The Bush administration's failure to win final approval of new fee disclosure regulations for defined contribution plans could turn into a major headache for executives.
That's because existing Department of Labor regulations require them to report fee and compensation information they might not be able to get, ERISA attorneys and pension industry consultants said.
The Department of Labor in 2007 adopted new annual fee-and-compensation reporting obligations for DC plans. Plans are supposed to start supplying the Department of Labor with the information — including the obscure revenue-sharing arrangements that plan service providers use to divvy up plan fees among themselves — in their annual Form 5500 financial reports, starting with the 2009 plan year.
The rub for sponsors is that they have to get much of the fee and compensation information required for those reports from service providers. But there's no legal requirement for the providers to release that information.

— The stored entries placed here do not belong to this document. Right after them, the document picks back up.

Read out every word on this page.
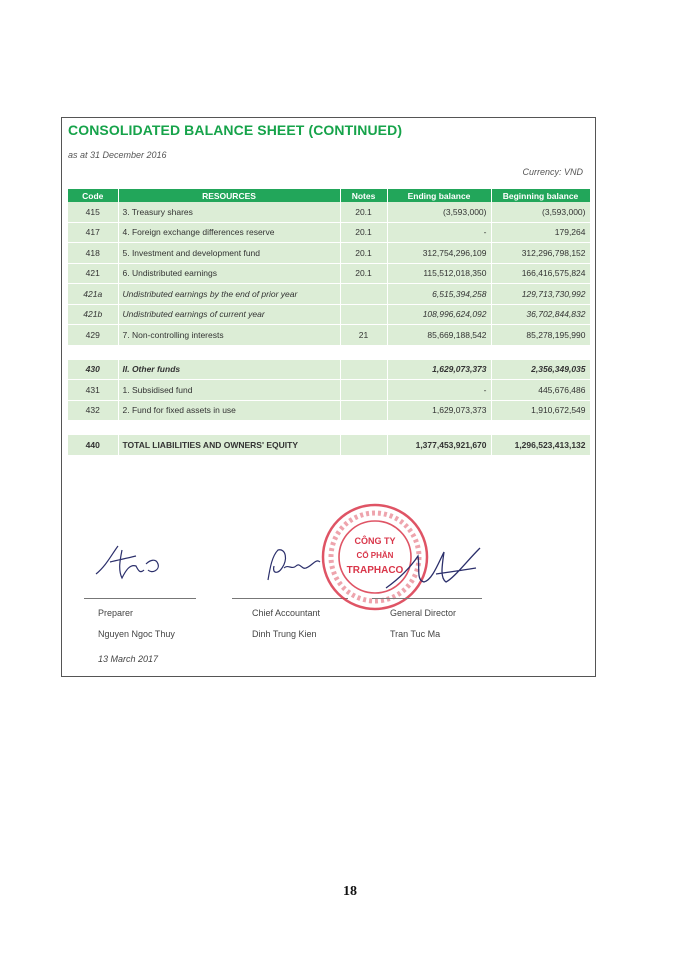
CONSOLIDATED BALANCE SHEET (CONTINUED)
as at 31 December 2016
Currency: VND
Code	RESOURCES	Notes	Ending balance	Beginning balance
415	3. Treasury shares	20.1	(3,593,000)	(3,593,000)
417	4. Foreign exchange differences reserve	20.1	-	179,264
418	5. Investment and development fund	20.1	312,754,296,109	312,296,798,152
421	6. Undistributed earnings	20.1	115,512,018,350	166,416,575,824
421a	Undistributed earnings by the end of prior year		6,515,394,258	129,713,730,992
421b	Undistributed earnings of current year		108,996,624,092	36,702,844,832
429	7. Non-controlling interests	21	85,669,188,542	85,278,195,990

430	II. Other funds		1,629,073,373	2,356,349,035
431	1. Subsidised fund		-	445,676,486
432	2. Fund for fixed assets in use		1,629,073,373	1,910,672,549

440	TOTAL LIABILITIES AND OWNERS' EQUITY		1,377,453,921,670	1,296,523,413,132
Preparer
Nguyen Ngoc Thuy
13 March 2017
Chief Accountant
Dinh Trung Kien
CÔNG TY
CỔ PHẦN
TRAPHACO
General Director
Tran Tuc Ma
18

The DOL under the Bush administration had proposed a new rule that would have required service providers to give plan executives the necessary information. But that proposal was not approved before the Obama administration took over Jan. 20 — and it's unclear what will happen to it.
“Now we have requirements for what plan sponsors have to report to the government, but we don't have any regulations laying out the information that plan providers have to give to the plan sponsors,” said Ann Combs, principal for the strategic retirement consulting group at The Vanguard Group, Malvern, Pa., and a former assistant secretary of labor and head of the Employee Benefits Security Administration.
Some ERISA attorneys and pension consultants said that executives at large DC plans are likely to get much of the information necessary to fill out the enhanced Form 5500s — the first of which are to be filed in July 2010 — because many plan service providers will want to keep their customers happy.
“Service providers provide the information needed to file 5500s and they'll continue to do that,” said Ed Ferrigno, vice president of Washington affairs for the Profit Sharing/401(k) Council of America, Chicago.
Still, it's unclear how many service providers will reconfigure their internal reporting systems to collect detailed fee and compensation information until final regulations on the subject have been adopted.